Il governo cancella la firma digitale

Filomena Gallo e Marco Cappato commentano: “Questa è una violazione della legge e degli impegni presi con le Nazioni unite”

Piattaforma pubblica firma digitale, il ministro Colao ha annunciato che la piattaforma pubblica per i referendum non consentirà di autenticare né di certificare le firme, che dunque non avranno alcun valore o utilità per la presentazione di referendum e proposte di legge d’iniziativa popolare

A quasi un anno dalla sua adozione, la storica riforma che ha permesso la firma digitale su referendum e iniziative popolari rischia di vedere vanificata la propria efficacia.
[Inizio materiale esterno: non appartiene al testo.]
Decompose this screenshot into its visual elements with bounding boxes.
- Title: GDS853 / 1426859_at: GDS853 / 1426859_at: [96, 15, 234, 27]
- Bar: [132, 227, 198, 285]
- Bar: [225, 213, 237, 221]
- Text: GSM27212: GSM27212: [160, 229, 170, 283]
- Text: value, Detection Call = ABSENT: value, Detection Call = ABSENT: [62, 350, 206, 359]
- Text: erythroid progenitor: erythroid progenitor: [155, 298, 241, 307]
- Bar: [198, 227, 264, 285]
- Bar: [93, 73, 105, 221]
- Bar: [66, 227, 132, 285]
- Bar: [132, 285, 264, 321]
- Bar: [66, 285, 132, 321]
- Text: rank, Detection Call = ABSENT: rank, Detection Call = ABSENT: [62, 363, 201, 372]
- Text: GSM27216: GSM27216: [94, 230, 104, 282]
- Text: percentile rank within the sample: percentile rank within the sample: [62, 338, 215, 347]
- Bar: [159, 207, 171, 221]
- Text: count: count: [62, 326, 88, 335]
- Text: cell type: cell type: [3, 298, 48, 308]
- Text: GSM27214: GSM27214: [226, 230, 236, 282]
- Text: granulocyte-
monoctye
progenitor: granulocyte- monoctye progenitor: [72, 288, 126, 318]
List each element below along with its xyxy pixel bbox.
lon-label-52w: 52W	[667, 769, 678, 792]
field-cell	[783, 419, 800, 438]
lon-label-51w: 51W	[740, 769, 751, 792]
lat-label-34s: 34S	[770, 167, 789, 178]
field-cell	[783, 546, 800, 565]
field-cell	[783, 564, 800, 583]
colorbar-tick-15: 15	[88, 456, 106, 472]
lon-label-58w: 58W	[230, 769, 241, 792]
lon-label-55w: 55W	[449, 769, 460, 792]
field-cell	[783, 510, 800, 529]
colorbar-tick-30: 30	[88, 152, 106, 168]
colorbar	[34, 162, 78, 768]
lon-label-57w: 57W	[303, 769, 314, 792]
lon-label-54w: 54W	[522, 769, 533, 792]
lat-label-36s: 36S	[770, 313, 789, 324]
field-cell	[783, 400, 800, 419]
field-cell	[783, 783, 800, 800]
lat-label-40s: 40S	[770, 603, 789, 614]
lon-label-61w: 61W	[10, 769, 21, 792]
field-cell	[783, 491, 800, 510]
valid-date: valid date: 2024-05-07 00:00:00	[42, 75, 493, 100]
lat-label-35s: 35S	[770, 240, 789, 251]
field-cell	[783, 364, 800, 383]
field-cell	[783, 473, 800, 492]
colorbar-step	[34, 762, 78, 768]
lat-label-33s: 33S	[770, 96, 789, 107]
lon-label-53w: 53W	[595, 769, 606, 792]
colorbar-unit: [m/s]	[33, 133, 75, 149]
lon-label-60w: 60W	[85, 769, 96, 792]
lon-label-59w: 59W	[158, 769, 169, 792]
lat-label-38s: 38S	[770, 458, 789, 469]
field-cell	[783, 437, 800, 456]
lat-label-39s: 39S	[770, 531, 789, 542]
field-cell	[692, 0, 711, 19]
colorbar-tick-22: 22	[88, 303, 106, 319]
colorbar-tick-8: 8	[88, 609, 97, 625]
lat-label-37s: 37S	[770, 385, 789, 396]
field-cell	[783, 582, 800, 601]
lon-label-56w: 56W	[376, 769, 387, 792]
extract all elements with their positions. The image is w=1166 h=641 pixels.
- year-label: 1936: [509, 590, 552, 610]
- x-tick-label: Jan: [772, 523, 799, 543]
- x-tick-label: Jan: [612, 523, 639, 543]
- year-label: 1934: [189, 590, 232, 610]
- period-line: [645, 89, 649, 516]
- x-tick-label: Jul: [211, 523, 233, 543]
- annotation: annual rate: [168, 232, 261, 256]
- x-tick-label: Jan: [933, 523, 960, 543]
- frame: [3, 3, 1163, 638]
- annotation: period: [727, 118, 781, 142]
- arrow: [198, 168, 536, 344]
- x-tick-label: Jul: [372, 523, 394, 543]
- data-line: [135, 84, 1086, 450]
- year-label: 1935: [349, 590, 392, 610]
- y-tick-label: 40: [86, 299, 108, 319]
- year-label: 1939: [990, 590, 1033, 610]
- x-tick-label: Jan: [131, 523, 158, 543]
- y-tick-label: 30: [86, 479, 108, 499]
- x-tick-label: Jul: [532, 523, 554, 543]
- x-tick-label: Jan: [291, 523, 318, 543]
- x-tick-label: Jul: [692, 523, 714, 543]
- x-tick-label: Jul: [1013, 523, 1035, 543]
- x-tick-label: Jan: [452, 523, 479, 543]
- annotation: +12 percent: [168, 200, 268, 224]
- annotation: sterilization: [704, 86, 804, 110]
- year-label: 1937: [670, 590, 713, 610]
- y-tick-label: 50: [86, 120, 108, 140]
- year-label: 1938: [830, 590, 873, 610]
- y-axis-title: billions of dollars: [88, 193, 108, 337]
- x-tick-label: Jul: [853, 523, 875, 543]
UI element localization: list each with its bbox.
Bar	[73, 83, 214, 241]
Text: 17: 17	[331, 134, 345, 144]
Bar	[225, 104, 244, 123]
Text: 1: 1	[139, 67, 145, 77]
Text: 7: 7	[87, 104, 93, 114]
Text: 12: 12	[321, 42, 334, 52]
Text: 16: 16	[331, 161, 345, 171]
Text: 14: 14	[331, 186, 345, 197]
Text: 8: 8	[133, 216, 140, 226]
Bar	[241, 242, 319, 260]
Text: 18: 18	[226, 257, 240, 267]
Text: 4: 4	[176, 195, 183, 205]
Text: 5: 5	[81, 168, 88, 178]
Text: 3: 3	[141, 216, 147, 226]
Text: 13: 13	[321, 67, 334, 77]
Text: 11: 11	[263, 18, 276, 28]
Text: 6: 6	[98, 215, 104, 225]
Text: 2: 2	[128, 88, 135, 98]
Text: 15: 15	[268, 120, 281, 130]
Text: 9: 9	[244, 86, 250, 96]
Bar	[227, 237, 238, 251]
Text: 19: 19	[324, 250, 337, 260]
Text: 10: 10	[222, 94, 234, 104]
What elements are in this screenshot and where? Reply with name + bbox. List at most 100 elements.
È quanto si apprende dalle dichiarazioni del ministro per la Transizione Digitale Vittorio Colao, che in risposta a un’interrogazione del deputato Riccardo Magi, ha affermato che “il dettato normativo garantisce solo la digitalizzazione della raccolta della firme, che è il segmento iniziale del processo di promozione dell’iniziativa, ma non consente una completa digitalizzazione, estesa per esempio all’autenticazione delle firme o alla raccolta dei certificati elettorali, che sono disciplinati ancora in maniera analogica”.
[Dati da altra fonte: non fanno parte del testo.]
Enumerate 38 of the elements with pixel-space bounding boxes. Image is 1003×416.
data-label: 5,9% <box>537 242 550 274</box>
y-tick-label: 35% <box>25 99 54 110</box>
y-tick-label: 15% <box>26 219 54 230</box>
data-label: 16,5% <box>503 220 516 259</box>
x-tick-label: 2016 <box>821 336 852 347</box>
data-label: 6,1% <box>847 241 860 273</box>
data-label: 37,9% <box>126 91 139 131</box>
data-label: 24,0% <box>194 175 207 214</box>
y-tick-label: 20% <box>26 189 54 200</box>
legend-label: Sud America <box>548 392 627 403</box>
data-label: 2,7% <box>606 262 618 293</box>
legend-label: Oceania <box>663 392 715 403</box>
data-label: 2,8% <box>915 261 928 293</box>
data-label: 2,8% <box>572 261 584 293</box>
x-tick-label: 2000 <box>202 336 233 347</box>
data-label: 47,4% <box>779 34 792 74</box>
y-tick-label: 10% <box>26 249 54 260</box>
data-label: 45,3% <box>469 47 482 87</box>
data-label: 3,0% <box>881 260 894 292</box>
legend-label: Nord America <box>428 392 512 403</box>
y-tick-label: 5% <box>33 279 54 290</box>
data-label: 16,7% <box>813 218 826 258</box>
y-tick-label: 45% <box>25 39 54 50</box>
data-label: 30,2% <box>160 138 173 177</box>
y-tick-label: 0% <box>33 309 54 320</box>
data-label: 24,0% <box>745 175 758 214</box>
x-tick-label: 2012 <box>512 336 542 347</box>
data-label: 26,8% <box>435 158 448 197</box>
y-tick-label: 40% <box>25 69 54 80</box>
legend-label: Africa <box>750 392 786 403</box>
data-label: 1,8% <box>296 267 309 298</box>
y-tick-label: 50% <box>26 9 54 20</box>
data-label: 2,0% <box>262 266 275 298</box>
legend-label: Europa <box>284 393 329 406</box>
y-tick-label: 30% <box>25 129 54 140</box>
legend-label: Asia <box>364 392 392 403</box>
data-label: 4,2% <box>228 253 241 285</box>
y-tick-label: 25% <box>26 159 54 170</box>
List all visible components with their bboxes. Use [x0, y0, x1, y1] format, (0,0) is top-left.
Le affermazioni di Colao si riferiscono alla piattaforma pubblica per la raccolta delle firme digitali, per la quale la legge di bilancio approvata a dicembre 2020 prescriveva l’entrata in funzione entro il 1º gennaio 2022. Attualmente infatti, è in vigore una normativa transitoria che consente la raccolte delle firme attraverso piattaforme private, con costi a carico dei comitati promotori pari a circa 1 euro a firma. Al grave ritardo dello Stato nell’applicazione della legge, si aggiungono le dichiarazioni del Ministro competente Vittorio Colao che ne sviliscono e restringono  gli effetti.

Colao afferma infatti che la piattaforma si limiterà a raccogliere le firme dei cittadini, senza provvedere all’autenticazione delle stesse, né al loro abbinamento coi certificati elettorali dei firmatari. Se per quanto concerne l’autenticazione è la legge stessa a chiarire che le firme digitali non sono soggette a questo processo per via analogica (art 344 legge n. 178 del 30/12/2020), riguardo la certificazione, vi sono dichiarazioni pubbliche del Ministro Colao che nella scorsa estate assicurava la presa in carico di questo passaggio burocratico attraverso la piattaforma.
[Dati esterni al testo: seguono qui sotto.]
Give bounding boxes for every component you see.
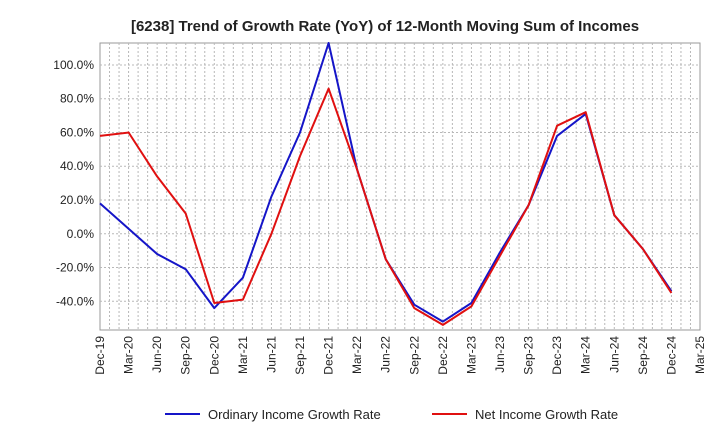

Le dichiarazioni del Ministro rappresentano pertanto un’anticipazione di un passo indietro rispetto a quanto è stato già possibile fare attraverso le piattaforme private, dov’era garantita l’autenticazione della firma con SPID, oltre che un preannuncio di un decreto attuativo della legge che si discosterà da quanto la legge in vigore prevede.

A commento della notizia, Marco Cappato e Filomena Gallo hanno dichiarato: “Draghi, Colao e Cartabia distruggono l’unica riforma che l’estate scorsa aveva consentito la partecipazione democratica di oltre un milione di persone per far vivere l’articolo 75 della Costituzione. Quanto risposto dal Ministro Coalo a un’interrogazione di Riccardo Magi non rispetta la legge del 2020, gli impegni presi a seguito di intervento nei confronti dell’ Italia delle Nazioni unite nell’ambito del caso “Staderini/De Lucia vs Italy” e gli impegni assunti dal Ministro con i comitati promotori dei referendum.

A cosa è dovuto questo cambio di rotta improvviso del Ministro, che aveva annunciato pubblicamente che la piattaforma avrebbe preso in carico anche i certificati elettorali dei firmatari? Viene da pensare che vi siano state pressioni politiche ben precise in questa direzione, come se dopo la bocciatura dei referendum su eutanasia e cannabis si volesse far fallire anche la conquista della firma digitale. In un momento in cui il Governo sembra promuovere in ogni settore la transizione verso il digitale, dalla PA alle poste, appare assurdo tenere esclusi da questa innovazione i diritti politici dei cittadini.

Preannunciamo da subito che assumeremo tutte le iniziative, legali e nonviolente, che si renderanno necessarie per sventare il tentativo di negare ulteriormente i diritti politici degli italiani”.

ll governo italiano ha infatti presentato, nel procedimento di follow up davanti al Comitato Diritti Umani dell’ONU, la realizzazione della piattaforma come un rimedio al superamento degli ostacoli frapposti all’esercizio del diritto referendario da parte dei cittadini, materia sulla quale le Nazioni Unite hanno condannato l’Italia nel 2019 su iniziativa di Mario Staderini. La mancata realizzazione della piattaforma rappresenterebbe pertanto un inadempimento degli obblighi internazionali, oltre che una ennesima violazione dei diritti politici dei cittadini.